Ein Mädchen mit braunen Haaren, das an einem Steg sitzt und ein Eis essen, blickt auf den See, im Hintergrund Boote und Bäume, an einem bewölkten Tag.

Meine Motivation für diese Arbeit ist sehr persönlich.

Meine Tochter Liah kam mit schwersten neurologischen Voraussetzungen zur Welt.
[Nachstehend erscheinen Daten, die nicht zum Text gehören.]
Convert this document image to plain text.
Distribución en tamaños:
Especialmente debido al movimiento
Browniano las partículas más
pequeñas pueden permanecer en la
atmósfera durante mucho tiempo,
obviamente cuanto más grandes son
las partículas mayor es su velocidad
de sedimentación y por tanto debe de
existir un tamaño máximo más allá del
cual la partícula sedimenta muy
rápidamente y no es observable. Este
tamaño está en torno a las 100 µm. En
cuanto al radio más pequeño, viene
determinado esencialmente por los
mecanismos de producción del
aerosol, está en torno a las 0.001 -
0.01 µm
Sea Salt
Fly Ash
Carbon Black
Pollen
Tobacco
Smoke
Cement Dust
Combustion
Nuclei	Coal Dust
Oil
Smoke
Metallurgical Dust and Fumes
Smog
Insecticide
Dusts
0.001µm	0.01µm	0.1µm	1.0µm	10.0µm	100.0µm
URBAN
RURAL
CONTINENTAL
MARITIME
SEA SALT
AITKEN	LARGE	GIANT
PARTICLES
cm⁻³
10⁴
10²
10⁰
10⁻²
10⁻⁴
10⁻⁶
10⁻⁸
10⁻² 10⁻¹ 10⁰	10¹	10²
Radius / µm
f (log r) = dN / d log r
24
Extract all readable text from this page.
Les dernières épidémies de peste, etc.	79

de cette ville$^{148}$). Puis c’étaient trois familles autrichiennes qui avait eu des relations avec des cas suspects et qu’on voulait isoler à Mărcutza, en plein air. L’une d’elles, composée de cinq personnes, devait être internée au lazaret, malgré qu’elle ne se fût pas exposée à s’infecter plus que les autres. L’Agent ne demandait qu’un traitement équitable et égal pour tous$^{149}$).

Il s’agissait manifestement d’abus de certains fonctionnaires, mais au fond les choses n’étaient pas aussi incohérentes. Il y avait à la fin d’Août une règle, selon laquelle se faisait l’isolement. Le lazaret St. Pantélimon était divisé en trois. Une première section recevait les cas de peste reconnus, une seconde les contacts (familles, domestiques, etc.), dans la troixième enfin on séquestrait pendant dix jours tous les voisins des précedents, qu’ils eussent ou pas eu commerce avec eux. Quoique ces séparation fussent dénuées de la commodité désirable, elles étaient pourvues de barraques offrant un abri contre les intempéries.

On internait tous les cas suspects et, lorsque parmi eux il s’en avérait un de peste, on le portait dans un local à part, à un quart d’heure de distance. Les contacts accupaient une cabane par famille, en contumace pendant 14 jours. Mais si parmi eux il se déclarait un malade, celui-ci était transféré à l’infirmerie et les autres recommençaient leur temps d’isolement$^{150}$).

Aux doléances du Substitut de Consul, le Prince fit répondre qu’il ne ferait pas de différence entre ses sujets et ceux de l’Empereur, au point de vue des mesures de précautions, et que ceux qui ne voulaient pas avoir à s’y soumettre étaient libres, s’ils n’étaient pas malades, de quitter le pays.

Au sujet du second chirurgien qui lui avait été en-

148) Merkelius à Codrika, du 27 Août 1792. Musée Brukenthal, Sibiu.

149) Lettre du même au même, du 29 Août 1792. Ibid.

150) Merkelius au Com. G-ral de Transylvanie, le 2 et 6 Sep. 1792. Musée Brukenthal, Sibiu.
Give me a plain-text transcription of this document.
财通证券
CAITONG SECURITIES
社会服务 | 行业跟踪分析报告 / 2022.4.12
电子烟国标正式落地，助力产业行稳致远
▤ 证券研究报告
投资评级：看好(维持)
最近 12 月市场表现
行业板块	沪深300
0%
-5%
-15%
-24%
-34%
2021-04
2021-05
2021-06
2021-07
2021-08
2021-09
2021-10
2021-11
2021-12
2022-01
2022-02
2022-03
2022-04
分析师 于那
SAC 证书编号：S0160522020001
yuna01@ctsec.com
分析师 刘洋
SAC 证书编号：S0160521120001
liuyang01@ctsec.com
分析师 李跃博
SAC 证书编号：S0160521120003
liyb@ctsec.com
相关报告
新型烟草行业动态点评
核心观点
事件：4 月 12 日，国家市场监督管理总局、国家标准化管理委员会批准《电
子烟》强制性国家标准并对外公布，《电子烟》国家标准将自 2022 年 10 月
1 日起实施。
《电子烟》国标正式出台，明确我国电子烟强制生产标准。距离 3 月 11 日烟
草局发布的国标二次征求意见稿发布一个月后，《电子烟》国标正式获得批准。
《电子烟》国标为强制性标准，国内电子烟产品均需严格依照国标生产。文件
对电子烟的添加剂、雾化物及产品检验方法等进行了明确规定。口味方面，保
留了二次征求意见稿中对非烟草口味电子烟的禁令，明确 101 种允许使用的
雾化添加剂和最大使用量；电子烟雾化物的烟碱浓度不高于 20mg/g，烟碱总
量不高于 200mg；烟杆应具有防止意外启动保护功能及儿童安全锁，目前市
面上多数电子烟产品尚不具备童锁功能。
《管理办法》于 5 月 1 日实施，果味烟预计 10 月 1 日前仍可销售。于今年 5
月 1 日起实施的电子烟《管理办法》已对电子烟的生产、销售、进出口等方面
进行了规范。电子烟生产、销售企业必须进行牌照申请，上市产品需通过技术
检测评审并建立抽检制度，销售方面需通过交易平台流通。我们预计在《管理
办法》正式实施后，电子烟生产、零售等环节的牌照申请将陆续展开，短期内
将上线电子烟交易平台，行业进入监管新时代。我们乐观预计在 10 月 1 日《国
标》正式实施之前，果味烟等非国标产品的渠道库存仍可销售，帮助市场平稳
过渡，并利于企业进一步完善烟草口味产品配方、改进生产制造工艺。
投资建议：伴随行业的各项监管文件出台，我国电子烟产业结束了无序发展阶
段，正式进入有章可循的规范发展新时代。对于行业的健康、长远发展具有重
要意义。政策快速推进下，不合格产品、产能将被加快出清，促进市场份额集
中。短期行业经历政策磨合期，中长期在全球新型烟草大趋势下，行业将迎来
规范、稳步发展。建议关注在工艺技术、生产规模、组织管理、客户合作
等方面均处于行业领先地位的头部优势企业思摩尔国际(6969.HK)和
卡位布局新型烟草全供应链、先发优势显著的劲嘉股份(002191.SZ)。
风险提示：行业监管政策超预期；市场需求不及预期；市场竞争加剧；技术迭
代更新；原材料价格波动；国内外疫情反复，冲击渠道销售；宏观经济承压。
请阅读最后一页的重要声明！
Schon vor ihrer Geburt bekamen wir Diagnosen und Prognosen, die uns den Boden unter den Füßen weggezogen haben.

Die Ärzte bereiteten uns darauf vor, dass unser Kind die Geburt nicht überleben würde. Wir bestellten den Kinderwagen ab, beschäftigten uns mit Dingen, mit denen sich werdende Eltern niemals beschäftigen möchten – und vor dem Kreißsaal wartete bereits ein Sternenkind-Fotograf.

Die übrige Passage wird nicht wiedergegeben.